Proche-Orient. Washington n’insistera plus sur la solution à deux États

La solution à deux États, notamment le partage de Jérusalem, sert depuis des décennies de référence à la communauté internationale pour tenter de trouver un accord de paix au Proche-Orient.

La Maison Blanche a marqué une rupture majeure mardi soir sur le règlement du conflit israélo-palestinien en annonçant ne plus être arc-boutée sur la solution à deux États, à la veille d'une rencontre entre Donald Trump et Benjamin Netanyahu. Cette solution sert depuis des décennies de référence à la communauté internationale pour tenter de trouver un accord de paix au Proche-Orient.

Renoncement majeur

À la veille de la première rencontre officielle dans le Bureau ovale entre le président américain et le premier ministre israélien, un responsable de la Maison Blanche a signalé une rupture avec ce principe : il a expliqué que les États-Unis n'insisteront pas sur une solution à deux États entre Israël et les Palestiniens.

« Une solution à deux États qui n'apporte pas la paix est un objectif que personne ne cherche à atteindre », a déclaré ce responsable. « La paix est l'objectif, que cela soit sous la forme d'une solution à deux États si c'est ce que les parties veulent, ou quelque chose d'autre si les parties le veulent », a-t-il précisé. « Nous ne dicterons pas les termes de ce que sera la paix », a-t-il insisté.

Ce changement pourrait constituer une évolution majeure dans ce conflit qui dure depuis 1948. Le principe de deux États « vivant côte à côte en paix et en sécurité » a été défendu depuis un demi-siècle par tous les présidents américains, démocrates comme républicains. Washington joue en effet depuis des décennies le rôle d’arbitre entre les deux parties, malgré son statut de principal allié d’Israël. En gardant le cap sur la solution à deux États, les administrations américaines successives ont toujours fait en sorte de freiner les ardeurs colonisatrices d’Israël.

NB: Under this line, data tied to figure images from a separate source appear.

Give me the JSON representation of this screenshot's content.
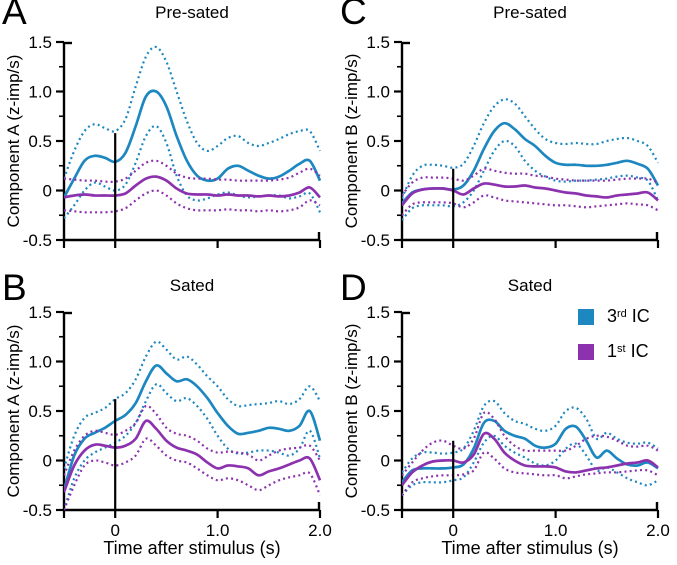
{
  "colors": {
    "blue": "#1d87c0",
    "purple": "#8c32ae",
    "axis": "#000000",
    "background": "#ffffff"
  },
  "legend": {
    "position": "top-right-of-panel-D",
    "items": [
      {
        "base": "3",
        "sup": "rd",
        "rest": " IC",
        "color_key": "blue"
      },
      {
        "base": "1",
        "sup": "st",
        "rest": " IC",
        "color_key": "purple"
      }
    ]
  },
  "axes": {
    "x_label": "Time after stimulus (s)",
    "xlim": [
      -0.5,
      2.0
    ],
    "ylim": [
      -0.5,
      1.5
    ],
    "x_ticks": [
      {
        "v": -0.5,
        "label": ""
      },
      {
        "v": 0,
        "label": "0"
      },
      {
        "v": 1.0,
        "label": "1.0"
      },
      {
        "v": 2.0,
        "label": "2.0"
      }
    ],
    "y_ticks": [
      {
        "v": -0.5,
        "label": "-0.5"
      },
      {
        "v": 0,
        "label": "0"
      },
      {
        "v": 0.5,
        "label": "0.5"
      },
      {
        "v": 1.0,
        "label": "1.0"
      },
      {
        "v": 1.5,
        "label": "1.5"
      }
    ],
    "y_minor_ticks": [
      -0.25,
      0.25,
      0.75,
      1.25
    ],
    "grid": false,
    "x_tick_labels_shown_on": [
      "B",
      "D"
    ]
  },
  "chart_data": [
    {
      "type": "line",
      "letter": "A",
      "title": "Pre-sated",
      "y_label": "Component A (z-imp/s)",
      "stimulus_line_x": 0,
      "stimulus_line_top": 0.58,
      "x": [
        -0.5,
        -0.4,
        -0.3,
        -0.2,
        -0.1,
        0,
        0.1,
        0.2,
        0.3,
        0.4,
        0.5,
        0.6,
        0.7,
        0.8,
        0.9,
        1.0,
        1.1,
        1.2,
        1.3,
        1.4,
        1.5,
        1.6,
        1.7,
        1.8,
        1.9,
        2.0
      ],
      "series": [
        {
          "name": "3rd IC upper bound",
          "color": "blue",
          "style": "dotted",
          "values": [
            0.12,
            0.4,
            0.6,
            0.67,
            0.63,
            0.6,
            0.72,
            1.05,
            1.35,
            1.45,
            1.3,
            1.0,
            0.7,
            0.48,
            0.4,
            0.45,
            0.53,
            0.55,
            0.48,
            0.45,
            0.48,
            0.52,
            0.57,
            0.6,
            0.6,
            0.4
          ]
        },
        {
          "name": "3rd IC lower bound",
          "color": "blue",
          "style": "dotted",
          "values": [
            -0.28,
            -0.15,
            0.0,
            0.08,
            0.04,
            0.0,
            0.06,
            0.28,
            0.55,
            0.65,
            0.48,
            0.15,
            -0.05,
            -0.1,
            -0.08,
            -0.04,
            -0.02,
            -0.05,
            -0.07,
            -0.06,
            -0.05,
            -0.05,
            -0.08,
            -0.06,
            -0.03,
            -0.22
          ]
        },
        {
          "name": "3rd IC mean",
          "color": "blue",
          "style": "solid",
          "values": [
            -0.07,
            0.12,
            0.3,
            0.35,
            0.33,
            0.29,
            0.38,
            0.65,
            0.95,
            1.0,
            0.85,
            0.55,
            0.3,
            0.15,
            0.1,
            0.12,
            0.22,
            0.25,
            0.2,
            0.15,
            0.12,
            0.14,
            0.2,
            0.27,
            0.3,
            0.1
          ]
        },
        {
          "name": "1st IC upper bound",
          "color": "purple",
          "style": "dotted",
          "values": [
            0.12,
            0.11,
            0.1,
            0.1,
            0.09,
            0.09,
            0.12,
            0.2,
            0.28,
            0.3,
            0.25,
            0.17,
            0.13,
            0.12,
            0.12,
            0.11,
            0.11,
            0.1,
            0.1,
            0.1,
            0.1,
            0.11,
            0.13,
            0.18,
            0.22,
            0.15
          ]
        },
        {
          "name": "1st IC lower bound",
          "color": "purple",
          "style": "dotted",
          "values": [
            -0.2,
            -0.21,
            -0.22,
            -0.22,
            -0.22,
            -0.21,
            -0.18,
            -0.1,
            -0.03,
            0.0,
            -0.05,
            -0.13,
            -0.18,
            -0.2,
            -0.2,
            -0.2,
            -0.19,
            -0.2,
            -0.2,
            -0.21,
            -0.2,
            -0.21,
            -0.2,
            -0.17,
            -0.1,
            -0.15
          ]
        },
        {
          "name": "1st IC mean",
          "color": "purple",
          "style": "solid",
          "values": [
            -0.07,
            -0.05,
            -0.04,
            -0.05,
            -0.05,
            -0.05,
            -0.03,
            0.05,
            0.12,
            0.14,
            0.1,
            0.02,
            -0.03,
            -0.04,
            -0.04,
            -0.05,
            -0.04,
            -0.05,
            -0.05,
            -0.06,
            -0.05,
            -0.06,
            -0.05,
            -0.02,
            0.03,
            -0.07
          ]
        }
      ]
    },
    {
      "type": "line",
      "letter": "B",
      "title": "Sated",
      "y_label": "Component A (z-imp/s)",
      "stimulus_line_x": 0,
      "stimulus_line_top": 0.62,
      "x": [
        -0.5,
        -0.4,
        -0.3,
        -0.2,
        -0.1,
        0,
        0.1,
        0.2,
        0.3,
        0.4,
        0.5,
        0.6,
        0.7,
        0.8,
        0.9,
        1.0,
        1.1,
        1.2,
        1.3,
        1.4,
        1.5,
        1.6,
        1.7,
        1.8,
        1.9,
        2.0
      ],
      "series": [
        {
          "name": "3rd IC upper bound",
          "color": "blue",
          "style": "dotted",
          "values": [
            -0.08,
            0.25,
            0.43,
            0.48,
            0.53,
            0.62,
            0.68,
            0.82,
            1.05,
            1.2,
            1.12,
            1.02,
            1.05,
            0.97,
            0.85,
            0.75,
            0.62,
            0.55,
            0.56,
            0.57,
            0.58,
            0.6,
            0.57,
            0.62,
            0.75,
            0.6
          ]
        },
        {
          "name": "3rd IC lower bound",
          "color": "blue",
          "style": "dotted",
          "values": [
            -0.5,
            -0.18,
            0.0,
            0.08,
            0.13,
            0.18,
            0.25,
            0.38,
            0.6,
            0.77,
            0.68,
            0.6,
            0.63,
            0.55,
            0.42,
            0.25,
            0.12,
            0.07,
            0.08,
            0.1,
            0.1,
            0.08,
            0.05,
            0.12,
            0.3,
            0.02
          ]
        },
        {
          "name": "3rd IC mean",
          "color": "blue",
          "style": "solid",
          "values": [
            -0.3,
            0.05,
            0.22,
            0.28,
            0.33,
            0.4,
            0.46,
            0.58,
            0.8,
            0.96,
            0.88,
            0.8,
            0.82,
            0.75,
            0.63,
            0.48,
            0.35,
            0.27,
            0.28,
            0.3,
            0.33,
            0.32,
            0.3,
            0.35,
            0.5,
            0.2
          ]
        },
        {
          "name": "1st IC upper bound",
          "color": "purple",
          "style": "dotted",
          "values": [
            -0.15,
            0.1,
            0.25,
            0.3,
            0.28,
            0.26,
            0.3,
            0.38,
            0.55,
            0.47,
            0.33,
            0.27,
            0.25,
            0.2,
            0.12,
            0.08,
            0.09,
            0.08,
            0.06,
            0.0,
            0.05,
            0.1,
            0.12,
            0.13,
            0.15,
            0.0
          ]
        },
        {
          "name": "1st IC lower bound",
          "color": "purple",
          "style": "dotted",
          "values": [
            -0.5,
            -0.25,
            -0.05,
            0.0,
            -0.02,
            -0.05,
            -0.02,
            0.05,
            0.22,
            0.15,
            0.05,
            0.0,
            -0.02,
            -0.08,
            -0.15,
            -0.2,
            -0.18,
            -0.2,
            -0.25,
            -0.3,
            -0.25,
            -0.2,
            -0.17,
            -0.15,
            -0.13,
            -0.35
          ]
        },
        {
          "name": "1st IC mean",
          "color": "purple",
          "style": "solid",
          "values": [
            -0.32,
            -0.05,
            0.1,
            0.16,
            0.15,
            0.13,
            0.15,
            0.22,
            0.4,
            0.32,
            0.2,
            0.13,
            0.1,
            0.06,
            -0.02,
            -0.08,
            -0.05,
            -0.06,
            -0.08,
            -0.15,
            -0.11,
            -0.08,
            -0.04,
            0.0,
            0.02,
            -0.2
          ]
        }
      ]
    },
    {
      "type": "line",
      "letter": "C",
      "title": "Pre-sated",
      "y_label": "Component B (z-imp/s)",
      "stimulus_line_x": 0,
      "stimulus_line_top": 0.22,
      "x": [
        -0.5,
        -0.4,
        -0.3,
        -0.2,
        -0.1,
        0,
        0.1,
        0.2,
        0.3,
        0.4,
        0.5,
        0.6,
        0.7,
        0.8,
        0.9,
        1.0,
        1.1,
        1.2,
        1.3,
        1.4,
        1.5,
        1.6,
        1.7,
        1.8,
        1.9,
        2.0
      ],
      "series": [
        {
          "name": "3rd IC upper bound",
          "color": "blue",
          "style": "dotted",
          "values": [
            -0.08,
            0.15,
            0.25,
            0.26,
            0.25,
            0.23,
            0.27,
            0.45,
            0.68,
            0.85,
            0.92,
            0.88,
            0.75,
            0.62,
            0.52,
            0.48,
            0.47,
            0.48,
            0.47,
            0.47,
            0.5,
            0.52,
            0.53,
            0.5,
            0.45,
            0.28
          ]
        },
        {
          "name": "3rd IC lower bound",
          "color": "blue",
          "style": "dotted",
          "values": [
            -0.3,
            -0.18,
            -0.15,
            -0.15,
            -0.15,
            -0.16,
            -0.12,
            0.0,
            0.2,
            0.4,
            0.5,
            0.45,
            0.3,
            0.2,
            0.14,
            0.1,
            0.09,
            0.1,
            0.1,
            0.11,
            0.12,
            0.14,
            0.15,
            0.13,
            0.1,
            -0.1
          ]
        },
        {
          "name": "3rd IC mean",
          "color": "blue",
          "style": "solid",
          "values": [
            -0.13,
            -0.02,
            0.01,
            0.02,
            0.02,
            0.01,
            0.05,
            0.2,
            0.42,
            0.6,
            0.68,
            0.62,
            0.52,
            0.45,
            0.35,
            0.28,
            0.26,
            0.26,
            0.25,
            0.25,
            0.26,
            0.28,
            0.3,
            0.27,
            0.22,
            0.05
          ]
        },
        {
          "name": "1st IC upper bound",
          "color": "purple",
          "style": "dotted",
          "values": [
            -0.05,
            0.08,
            0.13,
            0.13,
            0.13,
            0.12,
            0.1,
            0.15,
            0.22,
            0.2,
            0.18,
            0.17,
            0.17,
            0.15,
            0.14,
            0.12,
            0.11,
            0.1,
            0.1,
            0.1,
            0.1,
            0.11,
            0.12,
            0.12,
            0.12,
            0.08
          ]
        },
        {
          "name": "1st IC lower bound",
          "color": "purple",
          "style": "dotted",
          "values": [
            -0.25,
            -0.14,
            -0.12,
            -0.12,
            -0.12,
            -0.13,
            -0.17,
            -0.12,
            -0.05,
            -0.07,
            -0.1,
            -0.11,
            -0.12,
            -0.13,
            -0.14,
            -0.15,
            -0.15,
            -0.16,
            -0.17,
            -0.16,
            -0.15,
            -0.14,
            -0.13,
            -0.14,
            -0.15,
            -0.2
          ]
        },
        {
          "name": "1st IC mean",
          "color": "purple",
          "style": "solid",
          "values": [
            -0.15,
            -0.03,
            0.01,
            0.02,
            0.02,
            0.0,
            -0.04,
            0.02,
            0.07,
            0.06,
            0.04,
            0.04,
            0.05,
            0.03,
            0.02,
            0.0,
            -0.02,
            -0.03,
            -0.05,
            -0.06,
            -0.07,
            -0.05,
            -0.04,
            -0.03,
            -0.02,
            -0.1
          ]
        }
      ]
    },
    {
      "type": "line",
      "letter": "D",
      "title": "Sated",
      "y_label": "Component B (z-imp/s)",
      "stimulus_line_x": 0,
      "stimulus_line_top": 0.2,
      "x": [
        -0.5,
        -0.4,
        -0.3,
        -0.2,
        -0.1,
        0,
        0.1,
        0.2,
        0.3,
        0.4,
        0.5,
        0.6,
        0.7,
        0.8,
        0.9,
        1.0,
        1.1,
        1.2,
        1.3,
        1.4,
        1.5,
        1.6,
        1.7,
        1.8,
        1.9,
        2.0
      ],
      "series": [
        {
          "name": "3rd IC upper bound",
          "color": "blue",
          "style": "dotted",
          "values": [
            -0.12,
            0.02,
            0.08,
            0.08,
            0.07,
            0.08,
            0.12,
            0.3,
            0.55,
            0.6,
            0.48,
            0.4,
            0.37,
            0.32,
            0.3,
            0.35,
            0.5,
            0.53,
            0.42,
            0.22,
            0.28,
            0.22,
            0.18,
            0.17,
            0.18,
            0.12
          ]
        },
        {
          "name": "3rd IC lower bound",
          "color": "blue",
          "style": "dotted",
          "values": [
            -0.35,
            -0.25,
            -0.22,
            -0.22,
            -0.22,
            -0.2,
            -0.17,
            -0.02,
            0.18,
            0.25,
            0.15,
            0.08,
            0.03,
            -0.03,
            -0.05,
            0.0,
            0.12,
            0.17,
            0.05,
            -0.1,
            -0.07,
            -0.12,
            -0.18,
            -0.22,
            -0.25,
            -0.2
          ]
        },
        {
          "name": "3rd IC mean",
          "color": "blue",
          "style": "solid",
          "values": [
            -0.22,
            -0.1,
            -0.08,
            -0.08,
            -0.08,
            -0.07,
            -0.04,
            0.12,
            0.38,
            0.4,
            0.3,
            0.25,
            0.22,
            0.15,
            0.13,
            0.17,
            0.32,
            0.34,
            0.2,
            0.03,
            0.1,
            0.02,
            -0.04,
            -0.05,
            -0.02,
            -0.08
          ]
        },
        {
          "name": "1st IC upper bound",
          "color": "purple",
          "style": "dotted",
          "values": [
            -0.15,
            -0.02,
            0.1,
            0.18,
            0.2,
            0.15,
            0.12,
            0.22,
            0.48,
            0.42,
            0.25,
            0.15,
            0.1,
            0.1,
            0.1,
            0.1,
            0.1,
            0.15,
            0.22,
            0.25,
            0.24,
            0.2,
            0.15,
            0.14,
            0.15,
            0.1
          ]
        },
        {
          "name": "1st IC lower bound",
          "color": "purple",
          "style": "dotted",
          "values": [
            -0.35,
            -0.22,
            -0.18,
            -0.16,
            -0.15,
            -0.15,
            -0.14,
            -0.1,
            0.08,
            0.02,
            -0.08,
            -0.12,
            -0.13,
            -0.14,
            -0.15,
            -0.15,
            -0.18,
            -0.16,
            -0.14,
            -0.13,
            -0.12,
            -0.12,
            -0.11,
            -0.1,
            -0.1,
            -0.15
          ]
        },
        {
          "name": "1st IC mean",
          "color": "purple",
          "style": "solid",
          "values": [
            -0.25,
            -0.12,
            -0.05,
            -0.01,
            0.0,
            0.0,
            -0.02,
            0.06,
            0.27,
            0.22,
            0.08,
            0.0,
            -0.05,
            -0.06,
            -0.06,
            -0.07,
            -0.11,
            -0.12,
            -0.1,
            -0.08,
            -0.07,
            -0.05,
            -0.03,
            -0.02,
            0.0,
            -0.07
          ]
        }
      ]
    }
  ]
}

Une « chance formidable » pour Israël

Pendant la campagne, Donald Trump s'était clairement affiché pro-israélien, tout en affirmant que s'il était élu il présiderait à un accord de paix entre l'État hébreu et les Palestiniens. M. Netanyahu, qui avait vu dans la victoire de son « ami, le président Trump » une « chance formidable » pour Israël, devra toutefois confronter les promesses du milliardaire américain avec la réalité encore floue de sa politique sur le conflit israélo-palestinien.

Le chef du gouvernement israélien subit la pression de la frange la plus dure de son gouvernement de droite et favorable à l'annexion d'une partie de la Cisjordanie occupée. Il devait présenter à Washington « la solution à deux États comme une vision et esquisser, en attendant, de possibles accords intérimaires acceptables par les Palestiniens », avait indiqué son conseiller diplomatique Michael Oren avant de se rendre à Washington.

Un président américain sans vision

Le président Trump a toutefois modéré ses propos de campagne après son entrée à la Maison Blanche le 20 janvier. Il a notamment tenté de poser des limites à la colonisation dans les Territoires palestiniens qui avait été relancée tambour battant par Tel-Aviv. Il a également prévenu vendredi dans un journal israélien que l'expansion des colonies n'était « pas bonne pour la paix ». Mais ce « n'est pas suffisant », a taclé le numéro deux de l'Organisation de libération de la Palestine (OLP) Saëb Erakat, avant les déclarations du responsable de la Maison Blanche.

Pour Robert Satloff, analyste au Washington Institute for Near East Policy, « vu le fossé sans précédent entre les deux camps, les conditions d'un accord de paix ne sont pas réunies ». L'expert conseille à Washington une politique des petits pas entre Israël et les Palestiniens, plutôt que de « pousser pour la reprise de négociations bilatérales à la recherche d'une solution globale » au point mort depuis près de trois ans.